WY001241 Someday I’m going to write instruction manuals for the population of intelligent people in the world. I used to shake my head at things like the tag on my hair dryer that says “Do Not Use in Swimming Pool.”  Are there really that many idiots out there? Then we installed a wood burning stove and I found out.

Lesson one: Wood stoves are wonderful on the pocketbook but “shocking” to the senses; there isn’t an automatic way to humidify the air. My family began getting tiny, electrical shocks from everything we touched. The kids didn’t want to move for fear of being zapped so I devised a plan. After my morning shower, I laid my wet washcloth on the stove to steam dry and replenish ambient moisture. The instant my washcloth touched the stove, I was blasted in the face by a cloud of steam. I grabbed up the simmering material, oblivious to the fact that terry cloth could reach temperatures that high. I lost a few finger prints before I released the hissing rag from my grasp where it bounced off the stove top and onto the tile. There it lay, popping and flaming. I gave it a good stomp and bent down for a closer examination. The tag was melted.
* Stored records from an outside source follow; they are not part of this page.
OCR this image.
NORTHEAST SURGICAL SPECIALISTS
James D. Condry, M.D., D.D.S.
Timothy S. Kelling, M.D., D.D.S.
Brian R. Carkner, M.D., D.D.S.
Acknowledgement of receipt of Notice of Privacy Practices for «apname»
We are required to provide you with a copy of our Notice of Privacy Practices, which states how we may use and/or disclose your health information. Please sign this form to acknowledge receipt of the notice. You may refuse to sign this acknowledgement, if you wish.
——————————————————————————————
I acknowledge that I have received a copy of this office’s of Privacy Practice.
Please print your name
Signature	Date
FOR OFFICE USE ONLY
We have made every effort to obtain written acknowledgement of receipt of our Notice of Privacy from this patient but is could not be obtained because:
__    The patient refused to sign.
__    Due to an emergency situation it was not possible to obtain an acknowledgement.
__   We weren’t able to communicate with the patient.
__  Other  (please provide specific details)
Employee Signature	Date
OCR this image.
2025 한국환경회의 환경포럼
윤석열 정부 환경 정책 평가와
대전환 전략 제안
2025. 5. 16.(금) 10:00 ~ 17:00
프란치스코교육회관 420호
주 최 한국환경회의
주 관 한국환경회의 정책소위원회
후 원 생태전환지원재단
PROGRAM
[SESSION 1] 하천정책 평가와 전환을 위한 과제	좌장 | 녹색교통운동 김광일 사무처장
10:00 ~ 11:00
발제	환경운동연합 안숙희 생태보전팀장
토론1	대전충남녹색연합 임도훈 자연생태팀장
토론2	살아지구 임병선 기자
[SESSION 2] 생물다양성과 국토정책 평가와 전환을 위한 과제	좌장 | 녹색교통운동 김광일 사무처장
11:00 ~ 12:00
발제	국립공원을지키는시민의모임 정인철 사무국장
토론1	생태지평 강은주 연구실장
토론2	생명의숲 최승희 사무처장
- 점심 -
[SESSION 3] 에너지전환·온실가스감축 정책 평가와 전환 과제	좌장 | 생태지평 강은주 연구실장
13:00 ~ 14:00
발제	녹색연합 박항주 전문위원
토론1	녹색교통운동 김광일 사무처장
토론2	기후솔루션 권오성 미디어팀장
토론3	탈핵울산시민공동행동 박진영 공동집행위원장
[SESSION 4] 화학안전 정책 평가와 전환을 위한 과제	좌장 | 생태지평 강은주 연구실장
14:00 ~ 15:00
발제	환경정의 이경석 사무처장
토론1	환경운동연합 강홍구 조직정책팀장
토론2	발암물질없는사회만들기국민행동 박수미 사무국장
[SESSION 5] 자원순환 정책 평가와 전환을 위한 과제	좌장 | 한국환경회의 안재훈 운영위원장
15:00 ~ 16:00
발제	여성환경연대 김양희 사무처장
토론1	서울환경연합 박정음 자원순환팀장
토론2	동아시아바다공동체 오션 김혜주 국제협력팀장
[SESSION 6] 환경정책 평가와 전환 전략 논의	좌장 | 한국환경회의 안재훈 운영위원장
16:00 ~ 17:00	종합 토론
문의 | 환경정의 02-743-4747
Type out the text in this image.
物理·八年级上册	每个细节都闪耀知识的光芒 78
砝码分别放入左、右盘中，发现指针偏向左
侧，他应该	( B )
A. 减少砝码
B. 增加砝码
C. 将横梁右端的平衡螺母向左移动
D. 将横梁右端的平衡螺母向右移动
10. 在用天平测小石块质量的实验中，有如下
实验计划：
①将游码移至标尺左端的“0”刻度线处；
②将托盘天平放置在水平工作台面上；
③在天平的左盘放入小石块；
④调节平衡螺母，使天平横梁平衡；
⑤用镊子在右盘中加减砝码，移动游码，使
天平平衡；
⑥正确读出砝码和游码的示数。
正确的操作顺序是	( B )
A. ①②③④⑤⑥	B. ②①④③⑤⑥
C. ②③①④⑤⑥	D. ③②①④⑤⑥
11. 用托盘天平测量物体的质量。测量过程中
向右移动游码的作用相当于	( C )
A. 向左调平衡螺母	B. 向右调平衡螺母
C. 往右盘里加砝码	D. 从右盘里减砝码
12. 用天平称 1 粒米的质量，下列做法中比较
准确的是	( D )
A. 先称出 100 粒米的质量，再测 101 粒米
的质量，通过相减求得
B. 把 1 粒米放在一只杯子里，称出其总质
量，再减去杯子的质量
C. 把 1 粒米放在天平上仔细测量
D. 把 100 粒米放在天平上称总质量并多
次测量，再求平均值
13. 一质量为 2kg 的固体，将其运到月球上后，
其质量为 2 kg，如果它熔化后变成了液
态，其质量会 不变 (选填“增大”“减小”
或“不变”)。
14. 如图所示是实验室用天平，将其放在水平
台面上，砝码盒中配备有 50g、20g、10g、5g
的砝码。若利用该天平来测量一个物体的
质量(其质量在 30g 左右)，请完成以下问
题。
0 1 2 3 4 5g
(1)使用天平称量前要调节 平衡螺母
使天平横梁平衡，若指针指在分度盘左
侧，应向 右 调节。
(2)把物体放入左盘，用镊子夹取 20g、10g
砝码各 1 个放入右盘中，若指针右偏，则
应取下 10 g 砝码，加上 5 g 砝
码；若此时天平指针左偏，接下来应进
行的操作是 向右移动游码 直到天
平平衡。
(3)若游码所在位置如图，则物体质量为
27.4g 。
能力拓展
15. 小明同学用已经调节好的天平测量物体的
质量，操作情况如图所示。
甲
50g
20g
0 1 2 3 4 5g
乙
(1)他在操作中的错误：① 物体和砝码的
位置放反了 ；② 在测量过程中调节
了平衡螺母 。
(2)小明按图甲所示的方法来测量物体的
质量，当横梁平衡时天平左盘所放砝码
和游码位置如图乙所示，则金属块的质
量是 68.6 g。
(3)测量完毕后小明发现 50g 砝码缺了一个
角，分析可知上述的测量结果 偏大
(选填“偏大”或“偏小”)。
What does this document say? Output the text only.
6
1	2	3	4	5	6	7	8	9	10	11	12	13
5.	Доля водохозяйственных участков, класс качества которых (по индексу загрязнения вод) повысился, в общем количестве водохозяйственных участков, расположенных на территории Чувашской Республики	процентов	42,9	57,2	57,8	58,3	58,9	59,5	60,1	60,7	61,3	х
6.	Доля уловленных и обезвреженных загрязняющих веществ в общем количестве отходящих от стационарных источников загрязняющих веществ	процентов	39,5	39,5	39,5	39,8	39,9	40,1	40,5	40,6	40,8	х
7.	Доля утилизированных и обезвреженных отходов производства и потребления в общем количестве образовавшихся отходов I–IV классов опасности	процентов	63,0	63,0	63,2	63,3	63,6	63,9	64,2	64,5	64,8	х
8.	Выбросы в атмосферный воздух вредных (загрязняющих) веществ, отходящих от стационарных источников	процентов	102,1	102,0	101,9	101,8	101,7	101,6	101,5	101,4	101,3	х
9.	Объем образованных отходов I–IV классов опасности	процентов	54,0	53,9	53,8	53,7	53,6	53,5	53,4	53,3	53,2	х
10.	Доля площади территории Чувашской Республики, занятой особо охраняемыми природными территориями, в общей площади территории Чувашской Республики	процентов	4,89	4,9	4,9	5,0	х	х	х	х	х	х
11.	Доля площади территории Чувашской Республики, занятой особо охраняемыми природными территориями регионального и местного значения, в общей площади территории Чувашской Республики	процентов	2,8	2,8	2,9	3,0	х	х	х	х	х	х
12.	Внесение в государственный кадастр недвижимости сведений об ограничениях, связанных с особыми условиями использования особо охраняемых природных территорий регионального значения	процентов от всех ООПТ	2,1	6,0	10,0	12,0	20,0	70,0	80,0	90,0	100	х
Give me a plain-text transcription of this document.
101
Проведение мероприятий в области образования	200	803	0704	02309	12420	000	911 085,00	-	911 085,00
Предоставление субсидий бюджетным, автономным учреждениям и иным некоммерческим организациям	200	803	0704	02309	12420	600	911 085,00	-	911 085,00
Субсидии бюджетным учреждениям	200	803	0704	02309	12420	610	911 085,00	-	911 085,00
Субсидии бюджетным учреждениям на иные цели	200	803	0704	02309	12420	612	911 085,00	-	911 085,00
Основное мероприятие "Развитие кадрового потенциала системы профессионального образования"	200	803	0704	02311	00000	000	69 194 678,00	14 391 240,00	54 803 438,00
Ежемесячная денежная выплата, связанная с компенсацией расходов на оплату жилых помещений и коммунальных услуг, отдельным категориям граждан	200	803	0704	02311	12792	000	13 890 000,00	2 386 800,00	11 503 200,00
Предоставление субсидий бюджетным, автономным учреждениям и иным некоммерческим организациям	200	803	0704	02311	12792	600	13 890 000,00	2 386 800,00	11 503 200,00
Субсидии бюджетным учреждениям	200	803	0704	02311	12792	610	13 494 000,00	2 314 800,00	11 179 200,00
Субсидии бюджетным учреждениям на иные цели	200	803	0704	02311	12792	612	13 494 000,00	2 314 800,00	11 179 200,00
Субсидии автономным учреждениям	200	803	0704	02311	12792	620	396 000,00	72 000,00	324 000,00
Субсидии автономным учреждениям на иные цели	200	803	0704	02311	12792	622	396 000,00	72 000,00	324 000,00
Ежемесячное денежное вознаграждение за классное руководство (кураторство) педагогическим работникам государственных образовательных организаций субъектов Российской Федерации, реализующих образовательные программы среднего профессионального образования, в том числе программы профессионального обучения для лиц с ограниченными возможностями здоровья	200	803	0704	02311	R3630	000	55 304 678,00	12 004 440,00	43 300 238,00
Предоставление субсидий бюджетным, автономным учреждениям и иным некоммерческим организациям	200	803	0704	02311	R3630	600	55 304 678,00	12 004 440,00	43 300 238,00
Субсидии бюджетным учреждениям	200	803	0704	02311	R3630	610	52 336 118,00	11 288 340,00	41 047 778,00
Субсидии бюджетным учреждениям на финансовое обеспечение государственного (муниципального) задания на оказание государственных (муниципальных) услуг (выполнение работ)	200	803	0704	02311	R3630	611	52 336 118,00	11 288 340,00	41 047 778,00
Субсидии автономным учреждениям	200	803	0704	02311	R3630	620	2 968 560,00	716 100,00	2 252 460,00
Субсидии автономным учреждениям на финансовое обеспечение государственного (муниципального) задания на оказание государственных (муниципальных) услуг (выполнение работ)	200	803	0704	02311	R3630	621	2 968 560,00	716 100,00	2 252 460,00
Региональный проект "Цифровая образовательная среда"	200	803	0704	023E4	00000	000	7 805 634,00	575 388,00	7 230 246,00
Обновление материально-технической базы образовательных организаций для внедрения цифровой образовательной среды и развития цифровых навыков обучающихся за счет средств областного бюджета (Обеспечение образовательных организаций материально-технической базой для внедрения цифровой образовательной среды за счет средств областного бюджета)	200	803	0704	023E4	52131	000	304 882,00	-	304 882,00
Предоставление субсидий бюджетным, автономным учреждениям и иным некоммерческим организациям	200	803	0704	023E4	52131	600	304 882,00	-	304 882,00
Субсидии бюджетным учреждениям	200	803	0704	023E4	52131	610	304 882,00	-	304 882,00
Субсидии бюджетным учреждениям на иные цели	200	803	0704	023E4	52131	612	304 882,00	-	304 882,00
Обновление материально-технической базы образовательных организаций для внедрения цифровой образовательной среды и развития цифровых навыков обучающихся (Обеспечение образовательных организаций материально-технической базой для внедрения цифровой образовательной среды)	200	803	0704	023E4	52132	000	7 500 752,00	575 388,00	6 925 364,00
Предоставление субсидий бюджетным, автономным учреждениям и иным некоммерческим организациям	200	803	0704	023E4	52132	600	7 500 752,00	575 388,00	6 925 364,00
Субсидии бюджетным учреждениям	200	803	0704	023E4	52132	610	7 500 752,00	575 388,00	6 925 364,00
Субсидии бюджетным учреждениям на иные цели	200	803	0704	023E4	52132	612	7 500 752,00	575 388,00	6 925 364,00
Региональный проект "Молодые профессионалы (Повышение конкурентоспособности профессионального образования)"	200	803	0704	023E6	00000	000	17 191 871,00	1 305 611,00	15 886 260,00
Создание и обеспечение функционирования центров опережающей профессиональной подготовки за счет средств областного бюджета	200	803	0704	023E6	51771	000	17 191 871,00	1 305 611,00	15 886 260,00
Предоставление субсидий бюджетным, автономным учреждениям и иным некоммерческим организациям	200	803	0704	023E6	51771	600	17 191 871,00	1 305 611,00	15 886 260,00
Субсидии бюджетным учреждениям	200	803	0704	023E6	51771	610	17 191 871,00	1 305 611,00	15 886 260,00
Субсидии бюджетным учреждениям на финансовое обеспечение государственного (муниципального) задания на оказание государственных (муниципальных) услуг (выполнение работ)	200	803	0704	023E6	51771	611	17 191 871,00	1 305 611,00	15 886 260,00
I left the washcloth on the tile to cool down when I spotted a white smear on the stove: the melted tag. In a moment of idiocy, I scratched the sticky stuff off with my fingernail. The good news is that I didn’t burn my finger. Dummy lesson two is that fingernails melt and stink much the same as nylon tags do.

Plan B for putting humidity into the air was a cast iron kettle of water on top of the wood stove. It worked beautifully; the water came to a rolling boil within several minutes. Just before bed, I filled the kettle to the top so I didn’t have to get up and refill it in the middle of the night. As I dropped off to sleep I was jolted awake by what I perceived, in my drowsy state, as the sound of machine gun fire. Dummy lesson three is that when drops of boiling water are disgorged through the spout of a kettle onto a searing wood stove, the sound will send anyone ducking for cover.

My husband experienced his own dummy lesson the first time he emptied smoldering ashes from our new stove.  He approached the stove with a garden shovel and a shopping bag.

“Flammable,” I said. Moments later he returned with an empty paint can which he filled with ashes and hot coals. He cocked his head at me for effect, stood up and grabbed the handle. It took about 3 seconds for his brain to tell his hand to drop the can. Here’s the dummy lesson: Use a potholder because metal conducts heat.

One winter day a friend and I enjoyed coffee and cookies in front of my wood stove. “I should get a wood stove,” she sighed. “Then I can build cozy fires too.”

“Absolutely,” I said. “Any dummy can do it.”